I arrived at the school about twenty minutes later. At the front gate there were some teachers standing in complete shock. One had tears in her eyes. I didn’t know what was going on at the time. As I walked across the playground I could see the students huddled in groups talking in hushed tones. One of the teachers then came up to me and said that one of the students had fallen from the 6th floor. I was puzzled as there was no body nor any blood on the playground. I later found out that he had basically fallen feet first. Luckily he hadn’t hit any of the students as he fell right in front of one of the entrances to the school building. There would have been several hundred students in the playground at that time and most would be on their way up to their classroom. Some would have been as young as four.
As he was still alive, the teachers quickly summoned a samlor, which is the Thai version of a rickshaw, that had just dropped off some students. He was carried onto this and rushed off to the hospital around the corner. Someone who was on the road outside later told me that they saw him go by on the samlor with a teacher. As there was no blood she just thought that he was feeling ill or something. It didn’t look serious. At the hospital he went straight into surgery and then ICU. He had badly broken both legs and his ribs had punctured his lungs. He died later that afternoon. Understandably, everyone at school was in complete shock.
On Friday, the Ministry of Health arranged for some local hospital workers to come to the school to counsel the students.

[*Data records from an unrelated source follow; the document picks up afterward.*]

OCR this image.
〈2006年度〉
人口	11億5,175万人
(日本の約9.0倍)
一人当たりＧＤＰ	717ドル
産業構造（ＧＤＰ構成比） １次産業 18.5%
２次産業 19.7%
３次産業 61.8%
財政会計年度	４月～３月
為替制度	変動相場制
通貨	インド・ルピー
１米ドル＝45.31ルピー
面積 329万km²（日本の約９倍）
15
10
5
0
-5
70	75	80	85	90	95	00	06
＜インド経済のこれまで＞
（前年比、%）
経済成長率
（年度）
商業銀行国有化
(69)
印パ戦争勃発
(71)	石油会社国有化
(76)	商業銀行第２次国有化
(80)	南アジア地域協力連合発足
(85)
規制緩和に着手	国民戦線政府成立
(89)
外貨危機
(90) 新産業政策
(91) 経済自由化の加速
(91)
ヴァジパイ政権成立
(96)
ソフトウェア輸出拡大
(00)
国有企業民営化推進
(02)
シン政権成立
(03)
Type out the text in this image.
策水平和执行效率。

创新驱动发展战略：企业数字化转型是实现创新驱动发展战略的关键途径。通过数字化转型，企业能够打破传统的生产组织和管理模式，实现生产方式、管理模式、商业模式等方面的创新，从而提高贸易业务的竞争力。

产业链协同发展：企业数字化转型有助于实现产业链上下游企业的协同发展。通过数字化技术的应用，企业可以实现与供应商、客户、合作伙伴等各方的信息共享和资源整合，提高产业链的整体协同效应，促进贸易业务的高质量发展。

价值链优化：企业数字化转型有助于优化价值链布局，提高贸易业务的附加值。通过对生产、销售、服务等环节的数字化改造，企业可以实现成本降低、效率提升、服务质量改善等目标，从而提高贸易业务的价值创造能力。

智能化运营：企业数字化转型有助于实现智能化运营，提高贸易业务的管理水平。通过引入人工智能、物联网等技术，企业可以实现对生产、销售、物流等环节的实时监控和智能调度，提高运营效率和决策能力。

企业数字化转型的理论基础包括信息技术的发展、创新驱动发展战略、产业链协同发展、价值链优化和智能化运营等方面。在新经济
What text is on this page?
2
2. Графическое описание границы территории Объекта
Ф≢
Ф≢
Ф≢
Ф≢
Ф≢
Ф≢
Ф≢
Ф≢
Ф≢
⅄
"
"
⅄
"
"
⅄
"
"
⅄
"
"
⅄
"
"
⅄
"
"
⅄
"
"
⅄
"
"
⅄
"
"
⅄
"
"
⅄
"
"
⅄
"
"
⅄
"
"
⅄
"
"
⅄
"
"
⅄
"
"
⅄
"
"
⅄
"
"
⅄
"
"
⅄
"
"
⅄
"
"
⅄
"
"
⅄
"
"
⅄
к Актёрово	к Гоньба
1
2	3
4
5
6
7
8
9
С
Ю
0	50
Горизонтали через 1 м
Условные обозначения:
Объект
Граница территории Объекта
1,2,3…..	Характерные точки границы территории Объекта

Some had difficulty in sleeping the night before. For the following three days a number of the teachers went to the local temple to take part in chanting. Early this morning, thirteen of Pongsathorn’s friends ordained as novice monks for the cremation ceremony. They did this to make merit for him. It is a big commitment for them as they have to shave off all their hair and eyebrows. It is common for boys to become novices for a few days when a grandparent dies. It is not normal for so many to ordain like this.
The cremation ceremony took place late this afternoon. Many of the older students and teachers from the school attended this ceremony. There was traditional Thai dancing and Thai music performed by our students. Then after the final chanting and the presentation of robes to the monks, we all went up to the crematorium to place a “sandalwood” flower under the coffin. This is symbolic. As everyone left we were given a kind of souvenir which was a Buddhist amulet. Most people then left and only close family remained for the actual cremation. The students that ordained as novice monks today will be back at school tomorrow.
Four days have now passed but we are still in shock. When I arrived at school I didn’t enter my building at the usual entrance. I didn’t want to look up too. I went in a side entrance. I then took the lift up to the six floor and walked past the spot where he had jumped. I sometimes wander what would have happened if I had arrived that day just twenty minutes earlier than normal. For some reason I had woken up one hour earlier than I normally did that day. Could I have been there to stop him? But then, if he had already made up his mind to kill himself, he probably would have tried again. It is so tragic to see them take their life at such an early age. All life is precious but more so for someone who hasn’t had a chance to live his life. May he rest in peace.